For the first time in a long time, Chester speaks up with something useful. “Let’s not get all cray about this. Calling the 5-0 is a bad idea. The only real crime here is that the menu is missing my meal of choice.”* (A quick clarification: the first part of his comment was the useful one – the one where we shouldn’t contact the police.)
“I guess,” I say, still pondering.
“Listen bro, Gary* might be a douchebag, but he is absolutely right when he says you can’t trust the po po.” (Here’s a recap for you: Gary is a mega-turd, that is for sure. Most people assume that Gary is Chester’s stepdad because he is always referred to by his first name, but in truth Gary is his biological father.)
“Maybe you’re right. The less involved I am the better. I can just claim ignorance. I know nothin’ ’bout nothin’. Right?” Why I’m listening to Chester’s advice right now, I am not sure. After all, he was the one who gave my grandma a goodbye card when she was in the hospital. To be fair, he was right and we all knew she wasn’t going to make it, but Chester just doesn’t … well, he just never thinks about the feelings of others when it comes to his decision-making skills.

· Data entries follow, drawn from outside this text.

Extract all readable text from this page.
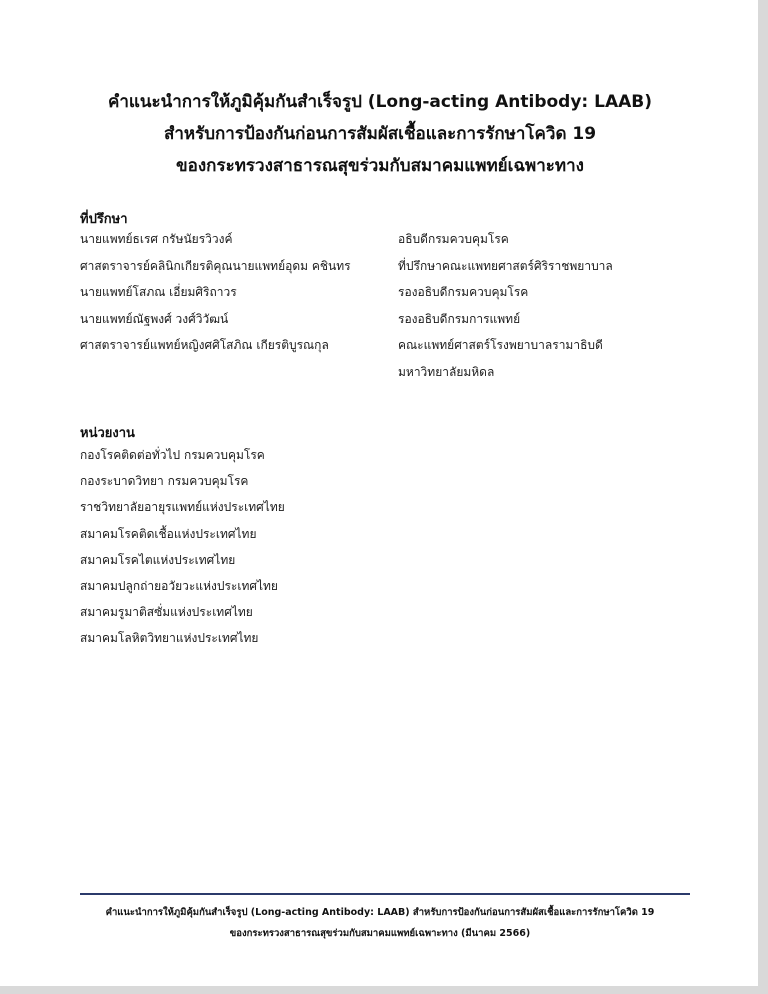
คำแนะนำการให้ภูมิคุ้มกันสำเร็จรูป (Long-acting Antibody: LAAB)
สำหรับการป้องกันก่อนการสัมผัสเชื้อและการรักษาโควิด 19
ของกระทรวงสาธารณสุขร่วมกับสมาคมแพทย์เฉพาะทาง
ที่ปรึกษา
นายแพทย์ธเรศ กรัษนัยรวิวงค์	อธิบดีกรมควบคุมโรค
ศาสตราจารย์คลินิกเกียรติคุณนายแพทย์อุดม คชินทร	ที่ปรึกษาคณะแพทยศาสตร์ศิริราชพยาบาล
นายแพทย์โสภณ เอี่ยมศิริถาวร	รองอธิบดีกรมควบคุมโรค
นายแพทย์ณัฐพงศ์ วงศ์วิวัฒน์	รองอธิบดีกรมการแพทย์
ศาสตราจารย์แพทย์หญิงศศิโสภิณ เกียรติบูรณกุล	คณะแพทย์ศาสตร์โรงพยาบาลรามาธิบดี
มหาวิทยาลัยมหิดล
หน่วยงาน
กองโรคติดต่อทั่วไป กรมควบคุมโรค
กองระบาดวิทยา กรมควบคุมโรค
ราชวิทยาลัยอายุรแพทย์แห่งประเทศไทย
สมาคมโรคติดเชื้อแห่งประเทศไทย
สมาคมโรคไตแห่งประเทศไทย
สมาคมปลูกถ่ายอวัยวะแห่งประเทศไทย
สมาคมรูมาติสซั่มแห่งประเทศไทย
สมาคมโลหิตวิทยาแห่งประเทศไทย
คำแนะนำการให้ภูมิคุ้มกันสำเร็จรูป (Long-acting Antibody: LAAB) สำหรับการป้องกันก่อนการสัมผัสเชื้อและการรักษาโควิด 19
ของกระทรวงสาธารณสุขร่วมกับสมาคมแพทย์เฉพาะทาง (มีนาคม 2566)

I check the time. I still need to give the bag of ‘five to ten’ that I’d serve to Sam in at least fifteen minutes, or my ass was toast. That’s when I have that gnawing at my insides again. It’s that all too familiar feeling that I’m forgetting something that I felt earlier.* (At this exact moment across town something is indeed happening, and I’m going to feel the repercussions from it later.)
The last two minutes of our discussion conclude with Chester still in a funk because the Double Down was no longer available at the KFC, and it’s decided that I need to hand off the incriminating evidence and hope that this special delivery service I provided is a one-time thing.* (It isn’t.)